- Written by: Laura Jones
- Directed by: Chris Noonan
- Starring: John Waters Michele Fawdon Max Cullen Peter Carroll Anna Volska Anne Haddy
- Country of origin: Australia
- Original language: English

Production
- Producer: Don Harley
- Running time: 77 mins
- Production company: Grundy Organisation

Original release
- Network: Nine Network
- Release: 30 October 1978

= Cass (1978 film) =

Cass is a 1978 Australian TV movie about a woman returning home and struggling to put her life back together.

==Synopsis==

Cass (Michele Fawdon) is a film-maker returning to Sydney after a stint filming the traditional lives of the island Mulala people. Her producer Frank (Peter Whitford) conspires to hijack her footage for a TV special, despite Cass having made a vow to the Mulala people that it would only be shown in specialist academic circles.

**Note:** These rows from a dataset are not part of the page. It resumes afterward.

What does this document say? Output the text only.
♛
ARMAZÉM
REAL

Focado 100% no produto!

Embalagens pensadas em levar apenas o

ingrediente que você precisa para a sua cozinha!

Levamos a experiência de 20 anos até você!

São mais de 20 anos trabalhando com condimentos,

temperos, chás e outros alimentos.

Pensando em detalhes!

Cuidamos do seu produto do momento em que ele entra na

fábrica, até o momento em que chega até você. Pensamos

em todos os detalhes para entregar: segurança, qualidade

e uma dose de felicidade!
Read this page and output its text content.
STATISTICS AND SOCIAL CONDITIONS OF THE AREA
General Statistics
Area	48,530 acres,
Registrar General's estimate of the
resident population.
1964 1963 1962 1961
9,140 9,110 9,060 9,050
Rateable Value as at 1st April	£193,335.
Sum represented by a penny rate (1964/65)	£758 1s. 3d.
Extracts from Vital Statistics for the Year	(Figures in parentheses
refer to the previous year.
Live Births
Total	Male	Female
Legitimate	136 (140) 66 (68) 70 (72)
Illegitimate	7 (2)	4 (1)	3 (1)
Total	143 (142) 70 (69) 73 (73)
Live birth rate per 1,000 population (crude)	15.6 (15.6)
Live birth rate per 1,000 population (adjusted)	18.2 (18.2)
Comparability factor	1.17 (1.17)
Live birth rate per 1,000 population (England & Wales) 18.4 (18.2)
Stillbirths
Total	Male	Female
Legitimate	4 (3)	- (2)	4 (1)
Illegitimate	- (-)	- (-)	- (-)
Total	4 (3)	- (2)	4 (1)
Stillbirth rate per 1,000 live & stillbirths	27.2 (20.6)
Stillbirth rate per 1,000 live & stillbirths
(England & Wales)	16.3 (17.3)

Cass's doctor husband Mike (John Waters) senses a change in Cass on her return from the islands, and is irritated that she wants to abstain from sex and becoming pregnant. Cass also feels disconnected from her friends and like she no longer fits in.

On her way to an event, Cass stumbles on a couple of hippies, Margo (Judy Morris) and Tom (Peter Carroll), living eco-friendly lives, that shun consumerism and capitalism. Cass proceeds to the event, a formal dinner party full of pretentious people - making her feel further disillusioned. Cassie proposes introducing Mike to the hippies, but he isn’t comfortable with their lifestyle. Cass however, spends time with Margo and their relationship begins to develop.

Cass finally sees the exploitative film that Frank has created from her footage, with a focus on sensationalising the nudity. At a big party full of television personalities, Cassie gets drunk and starts behaving in a strange manner. Mike attempts to drag her away from the party, but Cass races away to see Margo, and they consummate their relationship.
When Cass returns home to Mike, they argue, so she visits Tom for a heart to heart chat about how she should deal with her life. Cass returns home again to inform Mike of affair with Margo, but Margo later tells Cass that she’s not interested in settling down with her.

Cass heads off to work, where Frank is pitching the television special to a couple of executives. Cass sneaks into the production office, grabs both the original footage and the edited version, and returns home where she has a big confrontation with Mike. When he tries to sedate her, she escapes and heads to North Head, where she tosses all the film into the ocean. Cass then hits the road, pausing to picking up a couple of hitchhikers.

==Cast==

- John Waters as Mike Willis
- Michele Fawdon as Cass Willis
- Judy Morris as Margo
- Peter Carroll as Tom
- Max Cullen as Terry, the cameraman
- Peter Whitford as Frank, the producer
- Terry Camilleri as Roger, an editor
- Anna Volska
- Anne Haddy
- Kevin Manser
- James Condon
- Charles McCallum as Mike's Dad
- Sandra McGregor as Georgie
- Stephen O'Rourke as Tim
- Grant Dodwell
- Ron Graham
- Paula Duncan
- Arna-Maria Winchester
- Vince Martin

==Filming locations==

Film Australia’s Lindfield production offices were used to depict the fictional production company. Sydney Airport and Sydney’s North Head were also used as backdrops.